There were no statistics on the numbers dying in transit, for death could only be certified by a doctor at the site or on arrival at the hospital.

What Could Be Done?

Medical Advances
Many doctors recently trained in hospital techniques were now working in general practice. Properly equipped, those doctors could prevent shock from blood loss by setting up a drip with the new plastic giving-sets before veins had become collapsed; new IV fluids were also becoming available.
Doctors could prevent or treat airway obstruction or lung collapse which could be fatal within a very few minutes; they could monitor head injury and relieve pain – if only they could be got to the scene in time.
It seemed logical to suggest that the police or ambulance control centres could alert the nearest doctor as well as the ambulance when an emergency call came in.
Nor were road accidents the only occasion when specialised skills and equipment might be used.
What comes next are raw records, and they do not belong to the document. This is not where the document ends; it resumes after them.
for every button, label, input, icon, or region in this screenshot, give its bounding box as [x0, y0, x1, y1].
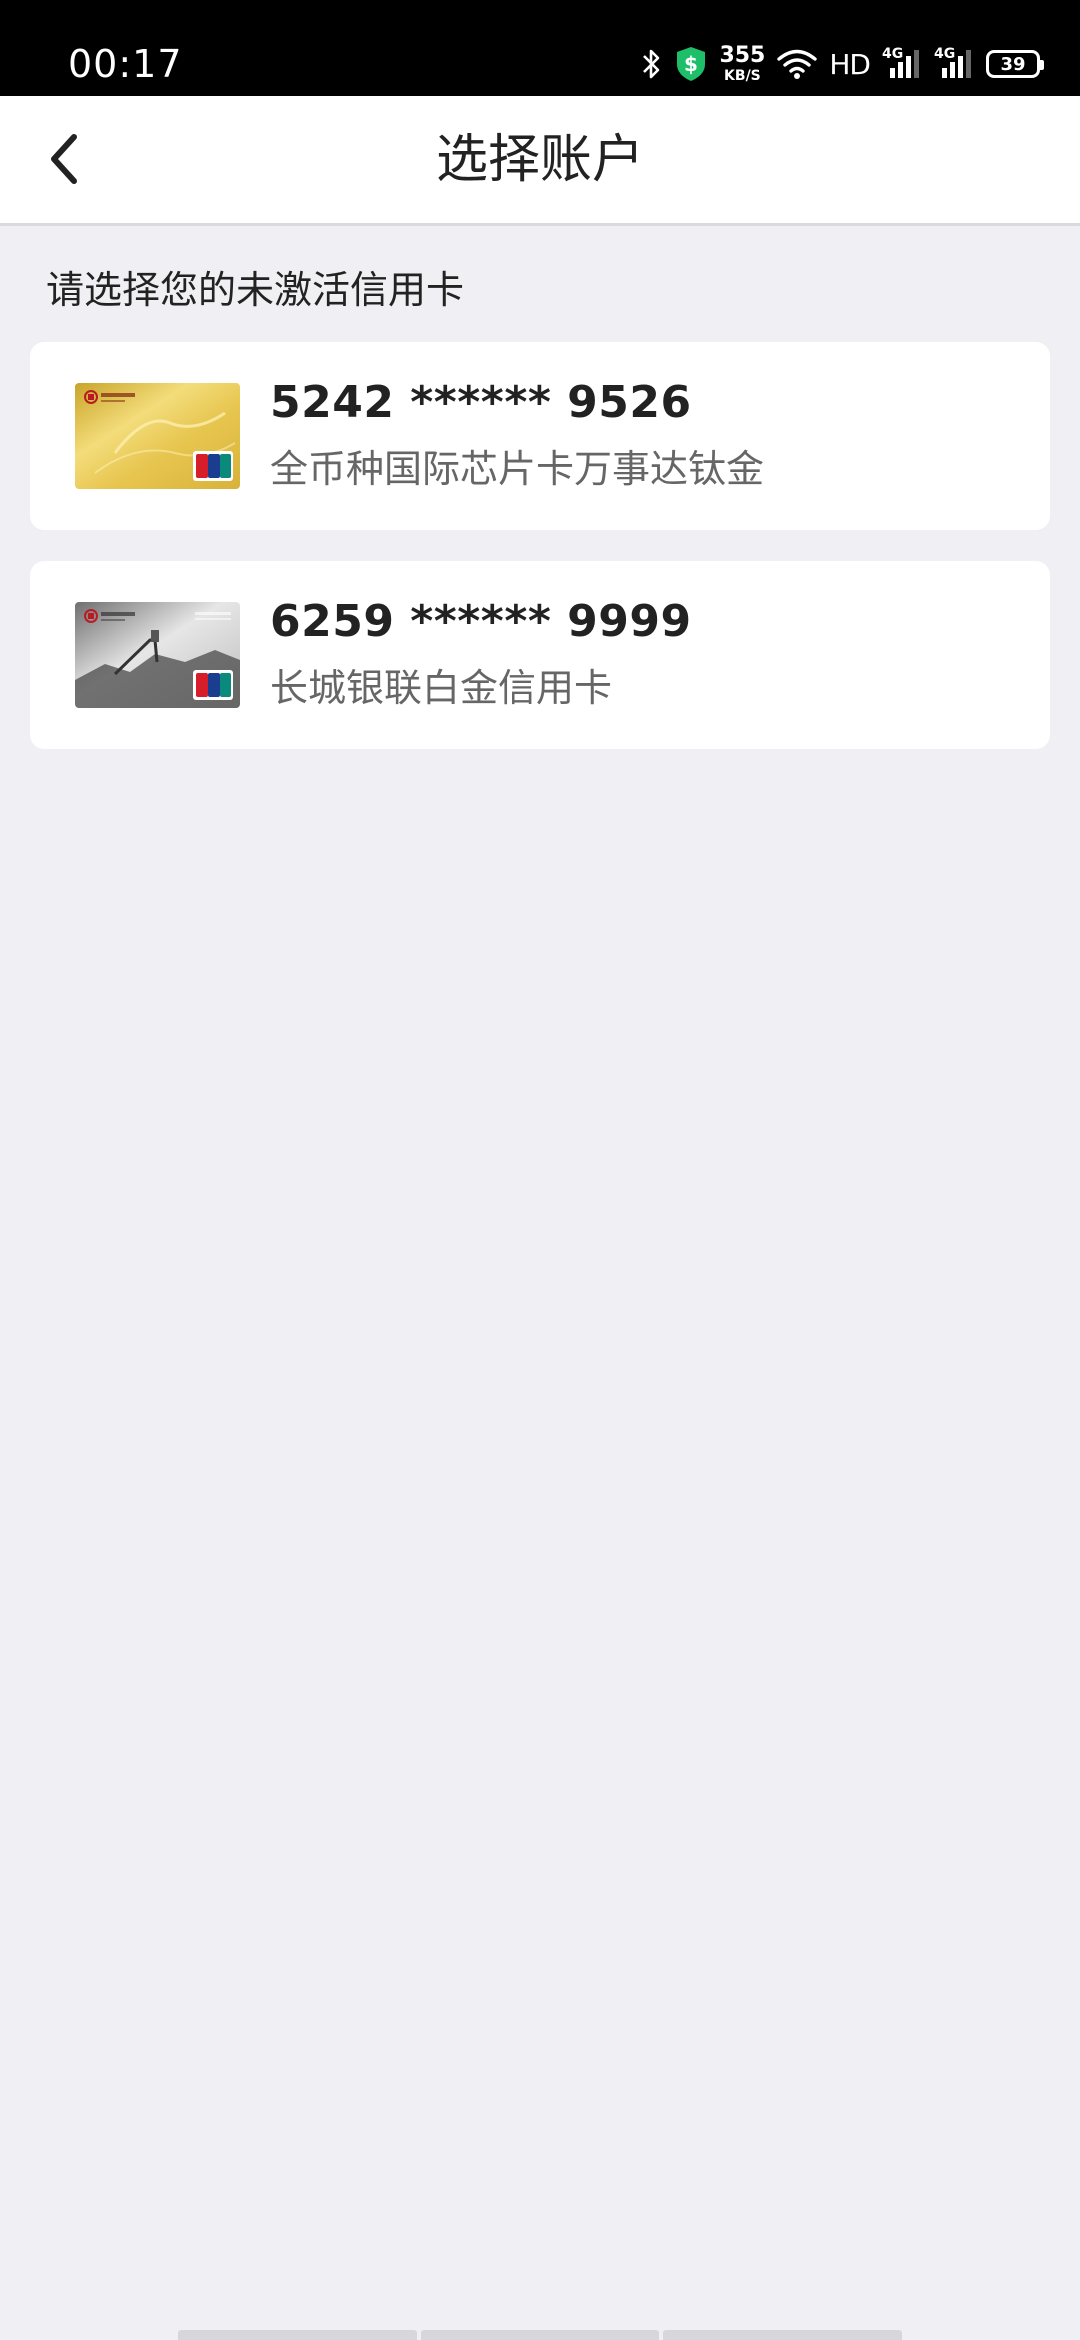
signal-label: 4G — [934, 46, 956, 62]
signal-icon: 4G — [934, 46, 974, 80]
battery-level: 39 — [1000, 53, 1026, 75]
signal-icon: 4G — [882, 46, 922, 80]
page-title: 选择账户 — [435, 130, 644, 190]
credit-card-item[interactable]: 6259 ****** 9999 长城银联白金信用卡 — [30, 561, 1050, 749]
svg-text:$: $ — [684, 52, 698, 76]
status-icons: $ 355 KB/S HD 4G 4G 39 — [641, 40, 1044, 88]
wifi-icon — [777, 48, 818, 80]
card-number: 6259 ****** 9999 — [270, 596, 692, 647]
signal-label: 4G — [882, 46, 904, 62]
card-name: 长城银联白金信用卡 — [270, 666, 613, 710]
card-name: 全币种国际芯片卡万事达钛金 — [270, 447, 765, 491]
gesture-bar — [178, 2330, 903, 2340]
card-image — [75, 383, 240, 489]
nav-header: 选择账户 — [0, 96, 1080, 226]
status-bar: 00:17 $ 355 KB/S HD 4G 4G 39 — [0, 0, 1080, 96]
network-speed: 355 KB/S — [719, 43, 766, 84]
shield-icon: $ — [675, 46, 707, 82]
bluetooth-icon — [641, 47, 663, 81]
battery-icon: 39 — [986, 50, 1044, 78]
hd-label: HD — [829, 47, 871, 81]
status-time: 00:17 — [68, 42, 183, 86]
card-image — [75, 602, 240, 708]
select-card-prompt: 请选择您的未激活信用卡 — [46, 268, 465, 312]
card-number: 5242 ****** 9526 — [270, 377, 692, 428]
credit-card-item[interactable]: 5242 ****** 9526 全币种国际芯片卡万事达钛金 — [30, 342, 1050, 530]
Accidents at work (especially farming injuries, which often occurred a long and difficult journey from hospital facilities), at sport and leisure, and at home, were equally common.
Newborn babies may need resuscitation, so infant-sized airways and larygoscopes were necessary; haemorrhagic shock from bleeding ulcers, ante- and post-partum haemorrhage, etc., could be treated by intravenous fluids with live-saving results.
The Difficulties That Lead To NARS
Greater expertise and better equipment would undoubtedly contribute to raising general practice standards and thus benefit the community as a whole.
The main difficulties could be summarised:
- Communications: how can the doctor be alerted?
- Availability: how can medical care best be organised?
- Training: what extra training is necessary for roadside work, for new techniques and materials?
- Equipment: what is there, and how can it be provided?
- Payment: for services, equipment, organisation, time.
The Norfolk Accident Rescue Service went operational on 1st October 1970, after only five months of planning and organisation, with 71 General Practitioners participating, covering well over 80% of the County.
Its Constitution read “that the Service is for the provision in the geographical county of Norfolk and areas contiguous thereto of immediate medical treatment and care to persons in need by reason of accident or other emergency”.